Active Voice: Restoring Knee Function to 'Normal' After ACL Reconstruction — Is It All About Quadriceps Strength?

By David R. Bell, Ph.D., ATC

Viewpoints presented in SMB commentaries reflect opinions of the authors and do not necessarily reflect positions or policies of ACSM.

David R. Bell, Ph.D., ATC, is a researcher and assistant professor in the Departments of Kinesiology and Orthopedics and Rehabilitation at the University of Wisconsin–Madison. He teaches in the athletic training program and serves as the director of the Wisconsin Injury in Sport Laboratory. His research focuses on improving outcomes following traumatic knee injury and identifying risk factors for injuries in youth athletes.

This commentary presents Dr. Bell's views on the topic of a research article which he and his colleagues had published in the October 2016 issue of
Medicine & Science in Sports & Exercise® (MSSE).

Each fall semester I am reminded of the impending start of college football season, as the University of Wisconsin Marching Band hones their pre-game and halftime shows within ear shot of my office window. This ritual also serves as a reminder of how my career started — as an athletic training major almost 20 years ago. My early experiences were critical in my development as clinician, and later as a researcher — providing me first-hand opportunities to observe the impact of musculoskeletal injuries on athletes. I'll never forget the first time I was on the sideline with an athlete who had suffered an ACL injury, and the emotion I felt when informing the athlete and her parents of this life-altering injury. I also will never forget the joy I felt when that athlete stepped back onto the field after successful surgery and rehabilitation.
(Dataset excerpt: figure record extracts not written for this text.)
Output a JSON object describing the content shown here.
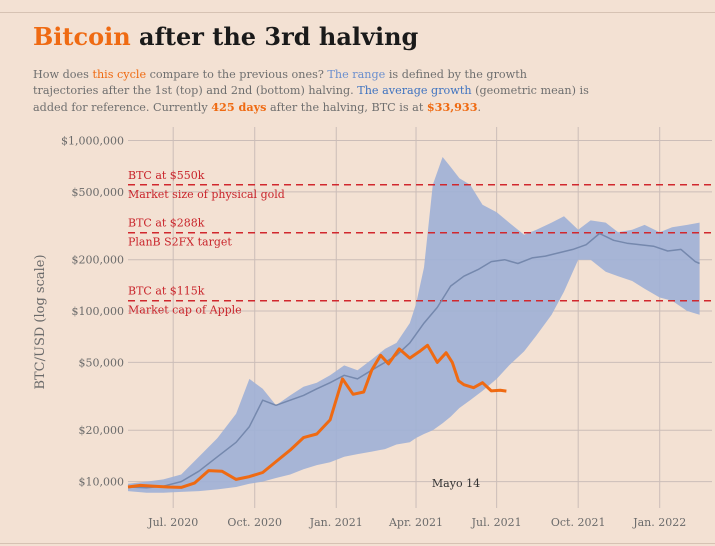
{
  "title_accent": "Bitcoin",
  "title_rest": " after the 3rd halving",
  "subtitle": {
    "p1": "How does ",
    "this_cycle": "this cycle",
    "p2": " compare to the previous ones? ",
    "the_range": "The range",
    "p3": " is defined by the growth trajectories after the 1st (top) and 2nd (bottom) halving. ",
    "avg_growth": "The average growth",
    "p4": " (geometric mean) is added for reference. Currently ",
    "days": "425 days",
    "p5": " after the halving, BTC is at ",
    "price": "$33,933",
    "p6": "."
  },
  "chart_data": {
    "type": "line",
    "title": "Bitcoin after the 3rd halving",
    "ylabel": "BTC/USD (log scale)",
    "y_scale": "log",
    "ylim": [
      7000,
      1200000
    ],
    "xlim": [
      "2020-05-11",
      "2022-03-01"
    ],
    "y_ticks": [
      {
        "value": 10000,
        "label": "$10,000"
      },
      {
        "value": 20000,
        "label": "$20,000"
      },
      {
        "value": 50000,
        "label": "$50,000"
      },
      {
        "value": 100000,
        "label": "$100,000"
      },
      {
        "value": 200000,
        "label": "$200,000"
      },
      {
        "value": 500000,
        "label": "$500,000"
      },
      {
        "value": 1000000,
        "label": "$1,000,000"
      }
    ],
    "x_ticks": [
      {
        "date": "2020-07-01",
        "label": "Jul. 2020"
      },
      {
        "date": "2020-10-01",
        "label": "Oct. 2020"
      },
      {
        "date": "2021-01-01",
        "label": "Jan. 2021"
      },
      {
        "date": "2021-04-01",
        "label": "Apr. 2021"
      },
      {
        "date": "2021-07-01",
        "label": "Jul. 2021"
      },
      {
        "date": "2021-10-01",
        "label": "Oct. 2021"
      },
      {
        "date": "2022-01-01",
        "label": "Jan. 2022"
      }
    ],
    "x_annotation": "Mayo 14",
    "reference_lines": [
      {
        "value": 550000,
        "label_above": "BTC at $550k",
        "label_below": "Market size of physical gold",
        "color": "#d1282e"
      },
      {
        "value": 288000,
        "label_above": "BTC at $288k",
        "label_below": "PlanB S2FX target",
        "color": "#d1282e"
      },
      {
        "value": 115000,
        "label_above": "BTC at $115k",
        "label_below": "Market cap of Apple",
        "color": "#d1282e"
      }
    ],
    "range_band": {
      "color": "#9fb0d6",
      "x": [
        "2020-05-11",
        "2020-06-01",
        "2020-06-20",
        "2020-07-10",
        "2020-07-30",
        "2020-08-20",
        "2020-09-10",
        "2020-09-25",
        "2020-10-10",
        "2020-10-25",
        "2020-11-10",
        "2020-11-25",
        "2020-12-10",
        "2020-12-25",
        "2021-01-10",
        "2021-01-25",
        "2021-02-10",
        "2021-02-25",
        "2021-03-10",
        "2021-03-25",
        "2021-04-01",
        "2021-04-10",
        "2021-04-20",
        "2021-05-01",
        "2021-05-10",
        "2021-05-20",
        "2021-06-01",
        "2021-06-15",
        "2021-07-01",
        "2021-07-15",
        "2021-08-01",
        "2021-08-15",
        "2021-09-01",
        "2021-09-15",
        "2021-10-01",
        "2021-10-15",
        "2021-11-01",
        "2021-11-15",
        "2021-12-01",
        "2021-12-15",
        "2022-01-01",
        "2022-01-15",
        "2022-02-01",
        "2022-02-15"
      ],
      "upper": [
        9700,
        10000,
        10300,
        11000,
        14000,
        18000,
        25000,
        40000,
        35000,
        28000,
        32000,
        36000,
        38000,
        42000,
        48000,
        45000,
        52000,
        60000,
        65000,
        85000,
        110000,
        180000,
        550000,
        800000,
        700000,
        600000,
        550000,
        420000,
        380000,
        330000,
        280000,
        300000,
        330000,
        360000,
        300000,
        340000,
        330000,
        290000,
        300000,
        320000,
        290000,
        310000,
        320000,
        330000
      ],
      "lower": [
        8800,
        8600,
        8600,
        8700,
        8800,
        9000,
        9300,
        9700,
        10000,
        10500,
        11000,
        11800,
        12500,
        13000,
        14000,
        14500,
        15000,
        15500,
        16500,
        17000,
        18000,
        19000,
        20000,
        22000,
        24000,
        27000,
        30000,
        34000,
        40000,
        48000,
        58000,
        72000,
        95000,
        130000,
        200000,
        200000,
        170000,
        160000,
        150000,
        135000,
        120000,
        115000,
        100000,
        95000
      ]
    },
    "series": [
      {
        "name": "The average growth",
        "color": "#7588ad",
        "x": [
          "2020-05-11",
          "2020-06-01",
          "2020-06-20",
          "2020-07-10",
          "2020-07-30",
          "2020-08-20",
          "2020-09-10",
          "2020-09-25",
          "2020-10-10",
          "2020-10-25",
          "2020-11-10",
          "2020-11-25",
          "2020-12-10",
          "2020-12-25",
          "2021-01-10",
          "2021-01-25",
          "2021-02-10",
          "2021-02-25",
          "2021-03-10",
          "2021-03-25",
          "2021-04-10",
          "2021-04-25",
          "2021-05-10",
          "2021-05-25",
          "2021-06-10",
          "2021-06-25",
          "2021-07-10",
          "2021-07-25",
          "2021-08-10",
          "2021-08-25",
          "2021-09-10",
          "2021-09-25",
          "2021-10-10",
          "2021-10-25",
          "2021-11-10",
          "2021-11-25",
          "2021-12-10",
          "2021-12-25",
          "2022-01-10",
          "2022-01-25",
          "2022-02-10",
          "2022-02-15"
        ],
        "values": [
          9300,
          9200,
          9400,
          10000,
          11500,
          14000,
          17000,
          21000,
          30000,
          28000,
          30000,
          32000,
          35000,
          38000,
          42000,
          40000,
          45000,
          50000,
          55000,
          65000,
          85000,
          105000,
          140000,
          160000,
          175000,
          195000,
          200000,
          190000,
          205000,
          210000,
          220000,
          230000,
          245000,
          285000,
          260000,
          250000,
          245000,
          240000,
          225000,
          230000,
          195000,
          190000
        ]
      },
      {
        "name": "this cycle",
        "color": "#ef6a12",
        "x": [
          "2020-05-11",
          "2020-05-25",
          "2020-06-10",
          "2020-06-25",
          "2020-07-10",
          "2020-07-25",
          "2020-08-10",
          "2020-08-25",
          "2020-09-10",
          "2020-09-25",
          "2020-10-10",
          "2020-10-25",
          "2020-11-10",
          "2020-11-25",
          "2020-12-10",
          "2020-12-25",
          "2021-01-08",
          "2021-01-20",
          "2021-02-01",
          "2021-02-10",
          "2021-02-20",
          "2021-03-01",
          "2021-03-13",
          "2021-03-25",
          "2021-04-05",
          "2021-04-14",
          "2021-04-25",
          "2021-05-05",
          "2021-05-12",
          "2021-05-19",
          "2021-05-25",
          "2021-06-05",
          "2021-06-15",
          "2021-06-25",
          "2021-07-05",
          "2021-07-12"
        ],
        "values": [
          9300,
          9500,
          9400,
          9300,
          9250,
          9800,
          11600,
          11500,
          10300,
          10700,
          11300,
          13100,
          15300,
          18100,
          19000,
          23000,
          40000,
          32500,
          33500,
          45000,
          55000,
          49000,
          60000,
          53000,
          58000,
          63000,
          50000,
          57000,
          50000,
          39000,
          37000,
          35500,
          38000,
          34000,
          34300,
          33933
        ]
      }
    ]
  }
}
While rehabilitation after ACL reconstruction is multifaceted, one of the most critical outcomes consistently identified in the literature is the importance of restoring quadriceps strength. Poor quadriceps strength has been linked with poorer surgical outcomes, including the patient feeling worse about his or her knee. Biomechanical studies have demonstrated that patients with quadriceps strength deficits often shift torque demands away from the knee extensors to the hip during functional tasks.
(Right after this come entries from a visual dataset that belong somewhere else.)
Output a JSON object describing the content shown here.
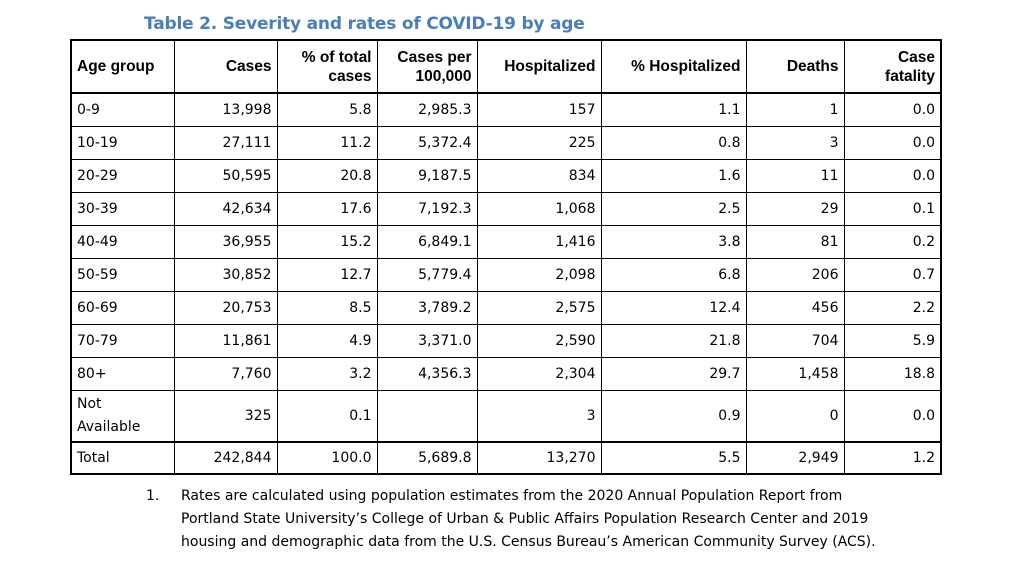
{
  "title": "Table 2. Severity and rates of COVID-19 by age",
  "table": {
    "headers": [
      "Age group",
      "Cases",
      "% of total cases",
      "Cases per 100,000",
      "Hospitalized",
      "% Hospitalized",
      "Deaths",
      "Case fatality"
    ],
    "rows": [
      [
        "0-9",
        "13,998",
        "5.8",
        "2,985.3",
        "157",
        "1.1",
        "1",
        "0.0"
      ],
      [
        "10-19",
        "27,111",
        "11.2",
        "5,372.4",
        "225",
        "0.8",
        "3",
        "0.0"
      ],
      [
        "20-29",
        "50,595",
        "20.8",
        "9,187.5",
        "834",
        "1.6",
        "11",
        "0.0"
      ],
      [
        "30-39",
        "42,634",
        "17.6",
        "7,192.3",
        "1,068",
        "2.5",
        "29",
        "0.1"
      ],
      [
        "40-49",
        "36,955",
        "15.2",
        "6,849.1",
        "1,416",
        "3.8",
        "81",
        "0.2"
      ],
      [
        "50-59",
        "30,852",
        "12.7",
        "5,779.4",
        "2,098",
        "6.8",
        "206",
        "0.7"
      ],
      [
        "60-69",
        "20,753",
        "8.5",
        "3,789.2",
        "2,575",
        "12.4",
        "456",
        "2.2"
      ],
      [
        "70-79",
        "11,861",
        "4.9",
        "3,371.0",
        "2,590",
        "21.8",
        "704",
        "5.9"
      ],
      [
        "80+",
        "7,760",
        "3.2",
        "4,356.3",
        "2,304",
        "29.7",
        "1,458",
        "18.8"
      ],
      [
        "Not Available",
        "325",
        "0.1",
        "",
        "3",
        "0.9",
        "0",
        "0.0"
      ],
      [
        "Total",
        "242,844",
        "100.0",
        "5,689.8",
        "13,270",
        "5.5",
        "2,949",
        "1.2"
      ]
    ]
  },
  "footnote": {
    "number": "1.",
    "text": "Rates are calculated using population estimates from the 2020 Annual Population Report from Portland State University’s College of Urban & Public Affairs Population Research Center and 2019 housing and demographic data from the U.S. Census Bureau’s American Community Survey (ACS)."
  }
}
One of the questions we attempted to answer in our study, reported in the October 2016 issue of MSSE, is that of what happens to hip strength in patients with quadriceps weakness after ACL reconstruction. We assessed isometric strength bilaterally in 135 participants (73 healthy and 62 with unilateral ACL reconstruction — approximately 30 months after surgery) involving assessments of both the knee and hip musculature. Those with ACL reconstruction were further subdivided by quadriceps strength into “strong” (LSI = 90%) and “weak” (LSI < 85) categories, based on Limb Symmetry Index scores (LSI = injured limb / healthy limb * 100). We observed that patients with weak quadriceps had increased strength of the hip extensors and tended to have stronger hip abductors. Interestingly, we observed no differences in other variables commonly evaluated in this population, including hopping distance and subjective assessments of knee function.
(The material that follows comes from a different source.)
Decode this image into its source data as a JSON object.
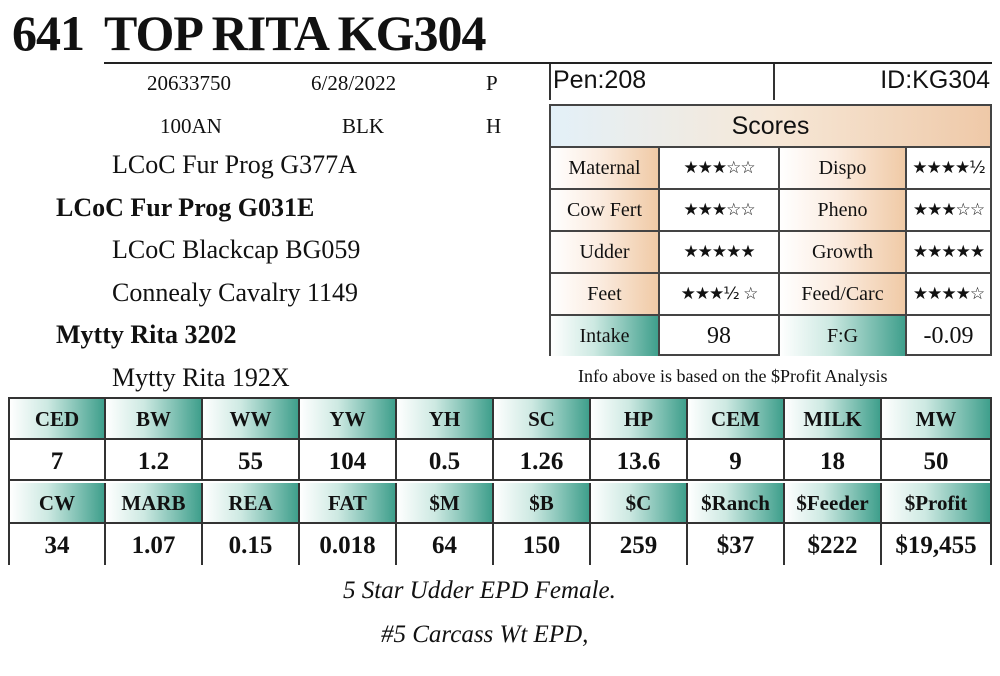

The take-home point of our study is that patients with poor quadriceps strength potentially compensate for this issue by increasing hip strength. Thus, they can maintain similar function when compared to patients with strong quadriceps. These findings have implications for clinical practice. We assessed patients using inexpensive tools commonly found in the rehabilitation setting and created the strong and weak quadriceps groups using logical clinically based criteria that can be interpreted even by the most novice of clinicians. However, the implications of these findings on long-term knee health are still unclear.

I think back to my first ACL tear patient and wonder: Where is she now? How is her knee? The reality is we do not know what happens to many of our patients after they leave our care. We know even less about how their surgical outcomes influence factors vital for long-term health, including participation in life-long physical activity. This idea also is reflected in the literature, as we know very little about these populations during the time between ACL reconstruction and the development of osteoarthritis. Long-term follow up studies are needed and, while difficult to perform, are vital to understanding the factors most relevant to our patient’s overall health and quality of life.